Does a quadratic log-likehood mean the MLE is (approximately) normally distributed? So, in the usual case, one can prove from the asymptotic normality of a maximum likelihood estimator that the corresponding log-likehood surface is quadratic near the MLE (e.g. in the proof of the correspondence between Fisher information and the variance of the MLE).
My question is, does the opposite hold necessarily?
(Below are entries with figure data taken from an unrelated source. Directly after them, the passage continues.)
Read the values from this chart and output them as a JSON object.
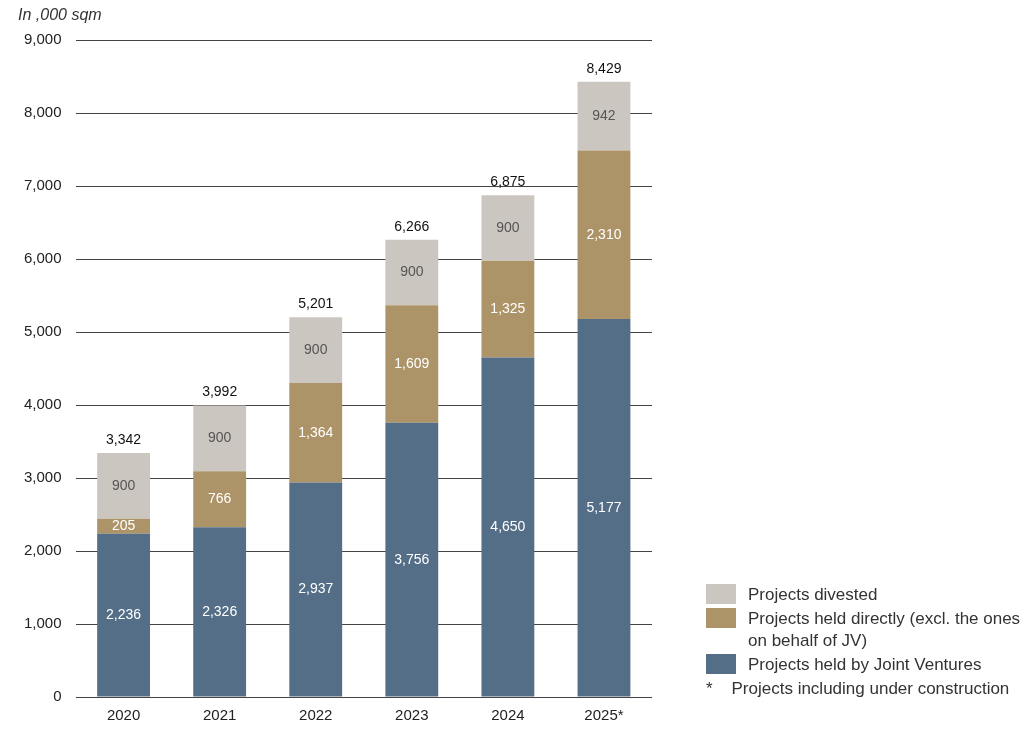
{
  "chart_data": {
    "type": "bar",
    "stacked": true,
    "ylabel": "In ,000 sqm",
    "categories": [
      "2020",
      "2021",
      "2022",
      "2023",
      "2024",
      "2025*"
    ],
    "series": [
      {
        "name": "Projects held by Joint Ventures",
        "color": "#546e87",
        "values": [
          2236,
          2326,
          2937,
          3756,
          4650,
          5177
        ],
        "value_labels": [
          "2,236",
          "2,326",
          "2,937",
          "3,756",
          "4,650",
          "5,177"
        ]
      },
      {
        "name": "Projects held directly (excl. the ones on behalf of JV)",
        "color": "#ad9468",
        "values": [
          205,
          766,
          1364,
          1609,
          1325,
          2310
        ],
        "value_labels": [
          "205",
          "766",
          "1,364",
          "1,609",
          "1,325",
          "2,310"
        ]
      },
      {
        "name": "Projects divested",
        "color": "#cbc7c0",
        "values": [
          900,
          900,
          900,
          900,
          900,
          942
        ],
        "value_labels": [
          "900",
          "900",
          "900",
          "900",
          "900",
          "942"
        ]
      }
    ],
    "totals": [
      "3,342",
      "3,992",
      "5,201",
      "6,266",
      "6,875",
      "8,429"
    ],
    "ylim": [
      0,
      9000
    ],
    "yticks": [
      0,
      {
        "value": 1000,
        "label": "1,000"
      },
      {
        "value": 2000,
        "label": "2,000"
      },
      {
        "value": 3000,
        "label": "3,000"
      },
      {
        "value": 4000,
        "label": "4,000"
      },
      {
        "value": 5000,
        "label": "5,000"
      },
      {
        "value": 6000,
        "label": "6,000"
      },
      {
        "value": 7000,
        "label": "7,000"
      },
      {
        "value": 8000,
        "label": "8,000"
      },
      {
        "value": 9000,
        "label": "9,000"
      }
    ],
    "grid": "y",
    "legend": "bottom right",
    "annotations": [
      "*    Projects including under construction"
    ]
  }
}
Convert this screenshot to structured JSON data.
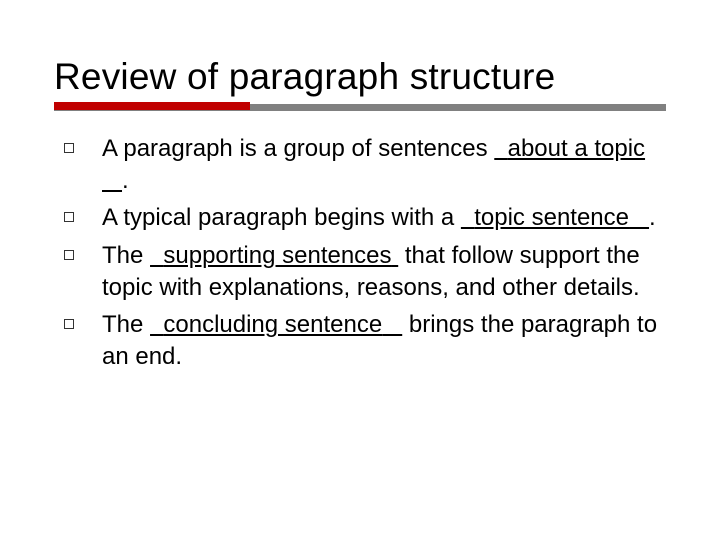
{
  "colors": {
    "background": "#ffffff",
    "text": "#000000",
    "accent_bar": "#c00000",
    "track_bar": "#808080",
    "bullet_border": "#333333"
  },
  "typography": {
    "title_fontsize": 37,
    "title_weight": 400,
    "body_fontsize": 24,
    "font_family": "Verdana"
  },
  "layout": {
    "slide_width": 720,
    "slide_height": 540,
    "accent_bar_width": 196,
    "accent_bar_height": 8,
    "track_bar_height": 7,
    "bullet_marker_size": 10,
    "bullet_indent": 44
  },
  "title": "Review of paragraph structure",
  "bullets": [
    {
      "pre": "A paragraph is a group of sentences ",
      "pad_left": "  ",
      "blank": "about a topic",
      "pad_right": "   ",
      "post": "."
    },
    {
      "pre": "A typical paragraph begins with a ",
      "pad_left": "  ",
      "blank": "topic sentence",
      "pad_right": "   ",
      "post": "."
    },
    {
      "pre": "The ",
      "pad_left": "  ",
      "blank": "supporting sentences",
      "pad_right": " ",
      "post": " that follow support the topic with explanations, reasons, and other details."
    },
    {
      "pre": "The ",
      "pad_left": "  ",
      "blank": "concluding sentence",
      "pad_right": "   ",
      "post": " brings the paragraph to an end."
    }
  ]
}
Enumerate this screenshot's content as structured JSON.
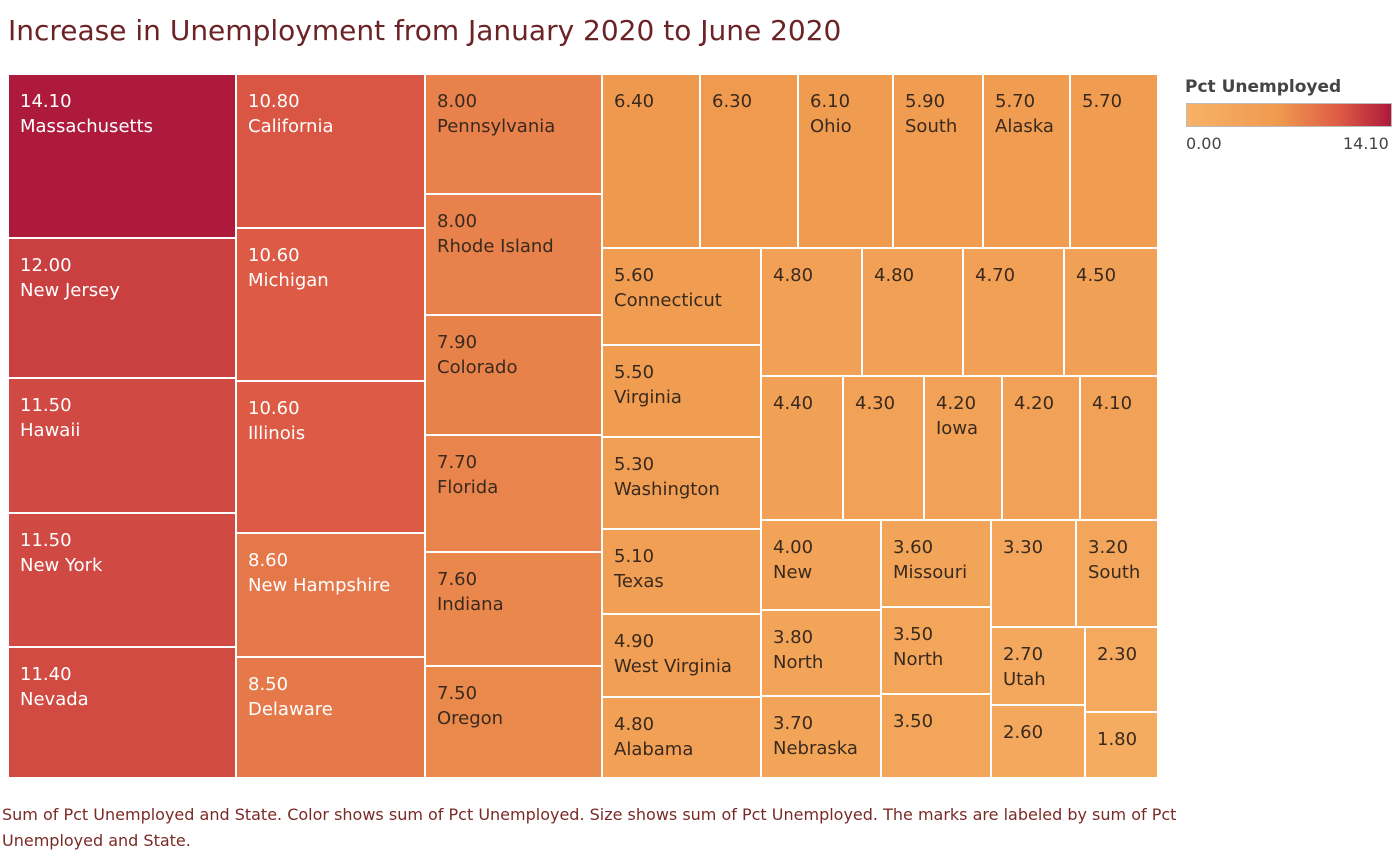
{
  "title": "Increase in Unemployment from January 2020 to June 2020",
  "legend": {
    "title": "Pct Unemployed",
    "min_label": "0.00",
    "max_label": "14.10",
    "color_low": "#f7b267",
    "color_high": "#ad1a3b"
  },
  "caption": "Sum of Pct Unemployed and State.  Color shows sum of Pct Unemployed.  Size shows sum of Pct Unemployed.  The marks are labeled by sum of Pct Unemployed and State.",
  "chart_data": {
    "type": "treemap",
    "measure": "Pct Unemployed",
    "color_range": [
      0,
      14.1
    ],
    "items": [
      {
        "value": 14.1,
        "value_label": "14.10",
        "state": "Massachusetts"
      },
      {
        "value": 12.0,
        "value_label": "12.00",
        "state": "New Jersey"
      },
      {
        "value": 11.5,
        "value_label": "11.50",
        "state": "Hawaii"
      },
      {
        "value": 11.5,
        "value_label": "11.50",
        "state": "New York"
      },
      {
        "value": 11.4,
        "value_label": "11.40",
        "state": "Nevada"
      },
      {
        "value": 10.8,
        "value_label": "10.80",
        "state": "California"
      },
      {
        "value": 10.6,
        "value_label": "10.60",
        "state": "Michigan"
      },
      {
        "value": 10.6,
        "value_label": "10.60",
        "state": "Illinois"
      },
      {
        "value": 8.6,
        "value_label": "8.60",
        "state": "New Hampshire"
      },
      {
        "value": 8.5,
        "value_label": "8.50",
        "state": "Delaware"
      },
      {
        "value": 8.0,
        "value_label": "8.00",
        "state": "Pennsylvania"
      },
      {
        "value": 8.0,
        "value_label": "8.00",
        "state": "Rhode Island"
      },
      {
        "value": 7.9,
        "value_label": "7.90",
        "state": "Colorado"
      },
      {
        "value": 7.7,
        "value_label": "7.70",
        "state": "Florida"
      },
      {
        "value": 7.6,
        "value_label": "7.60",
        "state": "Indiana"
      },
      {
        "value": 7.5,
        "value_label": "7.50",
        "state": "Oregon"
      },
      {
        "value": 6.4,
        "value_label": "6.40",
        "state": ""
      },
      {
        "value": 6.3,
        "value_label": "6.30",
        "state": ""
      },
      {
        "value": 6.1,
        "value_label": "6.10",
        "state": "Ohio"
      },
      {
        "value": 5.9,
        "value_label": "5.90",
        "state": "South"
      },
      {
        "value": 5.7,
        "value_label": "5.70",
        "state": "Alaska"
      },
      {
        "value": 5.7,
        "value_label": "5.70",
        "state": ""
      },
      {
        "value": 5.6,
        "value_label": "5.60",
        "state": "Connecticut"
      },
      {
        "value": 5.5,
        "value_label": "5.50",
        "state": "Virginia"
      },
      {
        "value": 5.3,
        "value_label": "5.30",
        "state": "Washington"
      },
      {
        "value": 5.1,
        "value_label": "5.10",
        "state": "Texas"
      },
      {
        "value": 4.9,
        "value_label": "4.90",
        "state": "West Virginia"
      },
      {
        "value": 4.8,
        "value_label": "4.80",
        "state": "Alabama"
      },
      {
        "value": 4.8,
        "value_label": "4.80",
        "state": ""
      },
      {
        "value": 4.8,
        "value_label": "4.80",
        "state": ""
      },
      {
        "value": 4.7,
        "value_label": "4.70",
        "state": ""
      },
      {
        "value": 4.5,
        "value_label": "4.50",
        "state": ""
      },
      {
        "value": 4.4,
        "value_label": "4.40",
        "state": ""
      },
      {
        "value": 4.3,
        "value_label": "4.30",
        "state": ""
      },
      {
        "value": 4.2,
        "value_label": "4.20",
        "state": "Iowa"
      },
      {
        "value": 4.2,
        "value_label": "4.20",
        "state": ""
      },
      {
        "value": 4.1,
        "value_label": "4.10",
        "state": ""
      },
      {
        "value": 4.0,
        "value_label": "4.00",
        "state": "New"
      },
      {
        "value": 3.6,
        "value_label": "3.60",
        "state": "Missouri"
      },
      {
        "value": 3.3,
        "value_label": "3.30",
        "state": ""
      },
      {
        "value": 3.2,
        "value_label": "3.20",
        "state": "South"
      },
      {
        "value": 3.8,
        "value_label": "3.80",
        "state": "North"
      },
      {
        "value": 3.5,
        "value_label": "3.50",
        "state": "North"
      },
      {
        "value": 2.7,
        "value_label": "2.70",
        "state": "Utah"
      },
      {
        "value": 2.3,
        "value_label": "2.30",
        "state": ""
      },
      {
        "value": 3.7,
        "value_label": "3.70",
        "state": "Nebraska"
      },
      {
        "value": 3.5,
        "value_label": "3.50",
        "state": ""
      },
      {
        "value": 2.6,
        "value_label": "2.60",
        "state": ""
      },
      {
        "value": 1.8,
        "value_label": "1.80",
        "state": ""
      }
    ]
  }
}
I.e. suppose I know that my log-likelihood surface is quadratic around the best fit: can I then infer that the corresponding MLE is (approximately) normally distributed?
 A: If you are not working with the asymptotic case, that "around the best fit" is key; if functions are twice differentiable, they are "locally linear" and also "locally quadratic", which latter implies that the quadratic approximation is arbitrarily good as you shrink the region over which you are approximating towards any given point. 
This means that all twice-differentiable log likelihood surfaces are approximately quadratic in a sufficiently small region around the best fit.  Naturally this does not imply that the MLE is approximately (to any given degree) normally distributed, because, writing loosely, that "sufficiently small region" can be much smaller than the region in which the MLE might plausibly fall.  
If you are working with the asymptotic case, then things are different.  If, asymptotically, your log-likelihood surface becomes quadratic around the best fit, then the corresponding MLE is, as you suspect, asymptotically Normally distributed.  To see this,  note that (one of the) standard proofs of asymptotic Normality of the MLE involves taking a Taylor expansion of the log likelihood function and ignoring all terms above the second order term; see for example http://www.stat.cmu.edu/~larry/=stat705/Lecture9.pdf, page 8.  Obviously the validity of doing so requires that those terms actually be ignorable, i.e., that the log-likelihood surface becomes quadratic around the true parameter value as the sample size goes to $\infty$.